Right after I came up with the μ-wheel visualization, people immediately followed up with the obvious question: "looks nice, but what is next?"
If you, like I do, work in the field of Computational Biology, the chances are that you are already familiar with the following situation:
- Unbelievable amount of information is publicly available for analysis (e.g. TCGA).
- You pick one particular question, out of millions, and start crunching the data in a systematic manner to answer your question.
- You end up with a huge list of results, i.e. multiple answers to your question.
- You browse these results and see that some of them are so good to be true, some not-so-bad and some not interesting to you at all.
- And you start thinking about what to do with all these results.
I found myself clueless about what to do next (as step 6) and every time this happened, I started asking people around me for advice on what to do. It took me four years of graduate-level education and hours (sometimes even days) of discussions to realize that I, often, do not have many options but to take either of the following two paths:
- Cherry-pick one really interesting result and try to go for a validation, that is often accompanied with wet-lab experiments.
- Show that these results can be used, again in a systematic fashion, to predict a particular phenotype (e.g. survival time for each patient).
And I should mention that these paths are of interest to me only when I want to get some secondary yet publishable results. It is rather unfortunate that the primary results are often considered not to be sufficient for any type of publication, hence they frequently get lost in the transition to secondary results due to various things (negative results, time, etc.).
Let's get back to the two possible paths and try to focus on the former. The problem with follow-up experiments is that you need money, time, instruments and, of course, expertise on the subject of interest. Computational Biology labs often lack one or more of these components, therefore have to look for collaborations, as it is supposed to be. And here comes the problem of convincing somebody that what you want to do is interesting -- and this problem is a really really hard one.
How, in the world, you can convice your collaborator about doing experiments on that gene that nobody has ever heard of before but that also shines as a pearl in your result set? Well... based on my experience, majority of time, you cannot -- and I find this really sad. Really sad that we are just trashing some random observations like nothing just because they do not look promising.
So that is why I am going to mention this gene, called MGAM, in this post as an example to this situation, although I know that this is going to be a quite far-reaching post.
MGAM, maltase-glucoamylase, mutations in melanoma
While eye-balling the μ-wheel, I realized that there is this gene called MGAM (maltase-glucoamylase) that have a few recurrent mutations across many cancer studies. So I went to cBioPortal, as usual, and submitted a cross-cancer query to see how all mutations in this gene look like. Below is a cross-cancer histogram showing relative frequencies of alteration (mutations) in MGAM:
Notice that the two studies to the far left, the ones that have the highest alteration frequency, are all melanoma characterized by two different studies? This is interesting -- possibly indicating they do something in a tissue-specific way. How about looking at how the mutations pile-up across all these studies:
Let's assume that this gene is not one of the TTN-like fishy genes. Then, looks like, as was also apparent from the wheel, there are a few recurrent mutations in this gene. Recurrent mutations, and the fact that the mutations have relatively high allele frequencies in mutated samples, are good signs: it means that these mutations possibly help the cells in some way, hence they were not selected against and did not get lost in the process.
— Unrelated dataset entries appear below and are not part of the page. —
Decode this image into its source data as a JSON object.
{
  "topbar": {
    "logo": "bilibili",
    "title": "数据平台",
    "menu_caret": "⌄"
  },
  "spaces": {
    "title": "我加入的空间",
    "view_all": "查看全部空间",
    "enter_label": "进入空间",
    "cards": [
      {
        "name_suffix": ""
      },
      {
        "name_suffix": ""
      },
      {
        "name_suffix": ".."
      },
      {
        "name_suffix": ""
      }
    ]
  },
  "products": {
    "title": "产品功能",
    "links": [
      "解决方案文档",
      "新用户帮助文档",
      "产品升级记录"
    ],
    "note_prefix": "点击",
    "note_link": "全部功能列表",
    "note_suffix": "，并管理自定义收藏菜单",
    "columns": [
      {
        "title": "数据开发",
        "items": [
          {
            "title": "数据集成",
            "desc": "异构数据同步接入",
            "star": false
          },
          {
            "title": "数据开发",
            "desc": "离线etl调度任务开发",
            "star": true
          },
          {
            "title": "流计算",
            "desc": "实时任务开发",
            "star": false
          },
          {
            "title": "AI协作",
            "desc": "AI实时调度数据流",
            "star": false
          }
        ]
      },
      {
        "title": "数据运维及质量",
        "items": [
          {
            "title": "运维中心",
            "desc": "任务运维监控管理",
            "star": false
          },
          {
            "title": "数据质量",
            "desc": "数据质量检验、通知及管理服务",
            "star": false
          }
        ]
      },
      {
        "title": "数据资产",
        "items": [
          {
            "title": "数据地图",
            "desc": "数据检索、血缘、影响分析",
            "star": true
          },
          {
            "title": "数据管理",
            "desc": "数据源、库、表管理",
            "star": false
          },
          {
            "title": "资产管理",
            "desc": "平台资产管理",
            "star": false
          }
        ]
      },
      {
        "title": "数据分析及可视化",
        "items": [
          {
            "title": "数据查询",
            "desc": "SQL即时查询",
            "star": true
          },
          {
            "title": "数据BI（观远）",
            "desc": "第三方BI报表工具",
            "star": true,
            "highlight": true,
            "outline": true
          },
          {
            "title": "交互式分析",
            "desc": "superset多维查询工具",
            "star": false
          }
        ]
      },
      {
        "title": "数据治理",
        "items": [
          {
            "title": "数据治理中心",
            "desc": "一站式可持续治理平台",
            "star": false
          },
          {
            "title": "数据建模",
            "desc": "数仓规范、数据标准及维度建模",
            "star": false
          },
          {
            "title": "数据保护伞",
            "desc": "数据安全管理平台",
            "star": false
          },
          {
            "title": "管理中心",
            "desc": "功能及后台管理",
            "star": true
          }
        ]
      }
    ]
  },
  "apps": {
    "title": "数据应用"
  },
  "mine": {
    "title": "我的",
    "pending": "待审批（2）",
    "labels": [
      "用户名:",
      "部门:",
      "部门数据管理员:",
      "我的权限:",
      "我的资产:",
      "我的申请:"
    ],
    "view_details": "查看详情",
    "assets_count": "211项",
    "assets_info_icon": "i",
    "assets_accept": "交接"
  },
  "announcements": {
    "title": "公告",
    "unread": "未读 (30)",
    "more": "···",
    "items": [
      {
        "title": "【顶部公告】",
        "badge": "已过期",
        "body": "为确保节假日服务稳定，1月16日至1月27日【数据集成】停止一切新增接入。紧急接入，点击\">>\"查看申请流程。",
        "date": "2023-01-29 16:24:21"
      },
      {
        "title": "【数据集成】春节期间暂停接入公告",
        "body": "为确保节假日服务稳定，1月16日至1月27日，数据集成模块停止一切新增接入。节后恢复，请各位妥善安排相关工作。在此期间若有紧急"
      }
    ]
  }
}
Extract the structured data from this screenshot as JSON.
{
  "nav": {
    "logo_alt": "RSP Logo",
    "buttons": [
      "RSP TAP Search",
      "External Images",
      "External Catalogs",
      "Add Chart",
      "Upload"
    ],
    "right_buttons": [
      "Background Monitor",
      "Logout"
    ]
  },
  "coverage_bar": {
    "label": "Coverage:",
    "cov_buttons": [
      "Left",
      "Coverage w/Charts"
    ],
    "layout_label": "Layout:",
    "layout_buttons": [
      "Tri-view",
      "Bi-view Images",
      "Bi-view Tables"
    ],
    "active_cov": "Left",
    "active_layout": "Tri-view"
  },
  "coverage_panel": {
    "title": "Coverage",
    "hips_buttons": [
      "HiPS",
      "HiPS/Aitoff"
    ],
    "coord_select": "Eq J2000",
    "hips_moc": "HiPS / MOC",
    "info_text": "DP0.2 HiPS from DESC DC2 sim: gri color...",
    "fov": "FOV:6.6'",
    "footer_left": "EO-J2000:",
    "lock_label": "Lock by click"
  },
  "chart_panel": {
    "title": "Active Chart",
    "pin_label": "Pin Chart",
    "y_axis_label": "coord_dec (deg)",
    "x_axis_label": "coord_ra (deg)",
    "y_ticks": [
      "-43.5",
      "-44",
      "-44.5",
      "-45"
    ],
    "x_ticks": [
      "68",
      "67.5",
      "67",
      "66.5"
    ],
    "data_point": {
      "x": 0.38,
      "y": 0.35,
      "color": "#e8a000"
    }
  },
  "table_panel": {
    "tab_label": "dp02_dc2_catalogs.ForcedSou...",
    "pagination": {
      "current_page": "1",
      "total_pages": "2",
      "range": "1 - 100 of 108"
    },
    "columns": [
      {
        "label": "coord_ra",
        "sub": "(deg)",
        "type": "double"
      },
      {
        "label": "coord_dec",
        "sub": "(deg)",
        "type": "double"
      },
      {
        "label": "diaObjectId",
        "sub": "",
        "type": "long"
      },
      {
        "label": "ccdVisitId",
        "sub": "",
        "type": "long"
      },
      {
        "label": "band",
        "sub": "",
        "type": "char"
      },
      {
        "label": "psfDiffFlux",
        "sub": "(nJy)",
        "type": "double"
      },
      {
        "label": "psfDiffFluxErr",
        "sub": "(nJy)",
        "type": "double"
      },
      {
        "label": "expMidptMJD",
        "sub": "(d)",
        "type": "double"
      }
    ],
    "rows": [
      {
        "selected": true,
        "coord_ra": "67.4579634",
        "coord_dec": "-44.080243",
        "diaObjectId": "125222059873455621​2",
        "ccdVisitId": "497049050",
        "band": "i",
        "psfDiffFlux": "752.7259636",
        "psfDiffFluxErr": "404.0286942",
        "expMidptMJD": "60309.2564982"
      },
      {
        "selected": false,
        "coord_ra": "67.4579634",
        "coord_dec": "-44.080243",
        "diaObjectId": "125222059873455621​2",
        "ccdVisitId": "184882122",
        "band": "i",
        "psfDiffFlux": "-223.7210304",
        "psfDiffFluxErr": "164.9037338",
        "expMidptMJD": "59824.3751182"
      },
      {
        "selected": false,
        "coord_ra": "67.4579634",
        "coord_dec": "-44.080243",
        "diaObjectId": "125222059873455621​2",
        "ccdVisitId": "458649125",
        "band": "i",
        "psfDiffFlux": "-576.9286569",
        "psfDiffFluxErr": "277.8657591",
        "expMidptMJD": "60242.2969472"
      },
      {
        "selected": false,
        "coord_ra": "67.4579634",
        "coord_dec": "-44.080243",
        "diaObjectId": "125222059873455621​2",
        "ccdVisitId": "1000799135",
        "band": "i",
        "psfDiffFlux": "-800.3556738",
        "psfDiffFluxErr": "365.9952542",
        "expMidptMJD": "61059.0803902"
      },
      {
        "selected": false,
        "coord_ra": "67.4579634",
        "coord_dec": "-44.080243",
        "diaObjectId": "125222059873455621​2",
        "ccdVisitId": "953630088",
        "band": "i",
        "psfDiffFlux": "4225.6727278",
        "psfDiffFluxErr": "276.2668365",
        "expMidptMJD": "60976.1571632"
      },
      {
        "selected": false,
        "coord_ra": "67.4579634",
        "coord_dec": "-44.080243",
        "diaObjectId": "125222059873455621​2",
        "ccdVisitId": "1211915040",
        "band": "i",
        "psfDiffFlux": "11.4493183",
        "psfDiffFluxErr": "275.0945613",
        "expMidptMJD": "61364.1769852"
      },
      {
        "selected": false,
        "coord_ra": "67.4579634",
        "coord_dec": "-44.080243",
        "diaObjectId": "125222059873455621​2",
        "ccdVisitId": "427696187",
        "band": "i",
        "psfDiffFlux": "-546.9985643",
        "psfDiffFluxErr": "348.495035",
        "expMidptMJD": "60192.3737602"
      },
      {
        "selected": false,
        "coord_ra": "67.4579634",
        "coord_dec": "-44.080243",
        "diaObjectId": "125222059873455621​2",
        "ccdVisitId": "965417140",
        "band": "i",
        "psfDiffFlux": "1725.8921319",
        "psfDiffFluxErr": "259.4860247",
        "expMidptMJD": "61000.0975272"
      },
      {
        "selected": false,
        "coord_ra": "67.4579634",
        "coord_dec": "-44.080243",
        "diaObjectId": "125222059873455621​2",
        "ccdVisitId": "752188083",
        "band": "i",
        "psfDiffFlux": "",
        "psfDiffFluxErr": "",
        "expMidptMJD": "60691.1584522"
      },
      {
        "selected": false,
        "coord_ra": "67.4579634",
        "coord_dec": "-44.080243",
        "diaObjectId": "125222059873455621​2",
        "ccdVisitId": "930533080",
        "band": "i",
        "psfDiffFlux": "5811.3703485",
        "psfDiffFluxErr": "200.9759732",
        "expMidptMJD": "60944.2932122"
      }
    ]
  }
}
Furthermore, most of these mutations seem to be missense mutations (green) and only a few of them, truncating mutations (red). This, although weakly, implies the missense mutations are possibly activating rather than disabling, because otherwise, we would expect to see relatively more truncating mutations.
If activating, then what do all those mutations affect the function of the protein? Considering that this gene is annotated as a maltase-glucoamylase (ECs: 184.108.40.206 and 220.127.116.11), we can assume that for MGAM-mutated cells, the reaction this enzyme catalyzes runs more effectively and faster -- meaning that we have more breakdown of maltose-like species into glucose for cancer cells than it is for normal cells.
This is interesting because we do know that cancer cells require more glucose uptake to support their incredibly high proliferation rate, again compared to the normal cells. For the sake of the argument, let's assume that the mutant protein causes more glucose availability hence is more advantageous to the cancer cells; but what can we do about it?
No worries, I have some good news for you: first, looking at the PiHelper data, looks like there are FDA-approved drugs (orange hexagons in the figure above) that inhibit the activitity of this gene and are already commercially available; second, MGAM is a membrane protein with an extracellular domain, making it easy to raise potentially blocking antibodies against it.
So, the over-reaching idea is as follows:
Then, the follow-up experiment to this hypothesis should be pretty straight-forward and relatively cheap:
- Obtain MGAM-mutated and MGAM-wildtype cell lines.
- Obtain all available drugs targeting MGAM.
- Test whether MGAM-mutated cell lines are more sensitive to inhbition with any of these drugs compared to MGAM-wildtype ones.
But finding a collaborator or funding for these experiments?... Well, I don't think it is going to be that easy.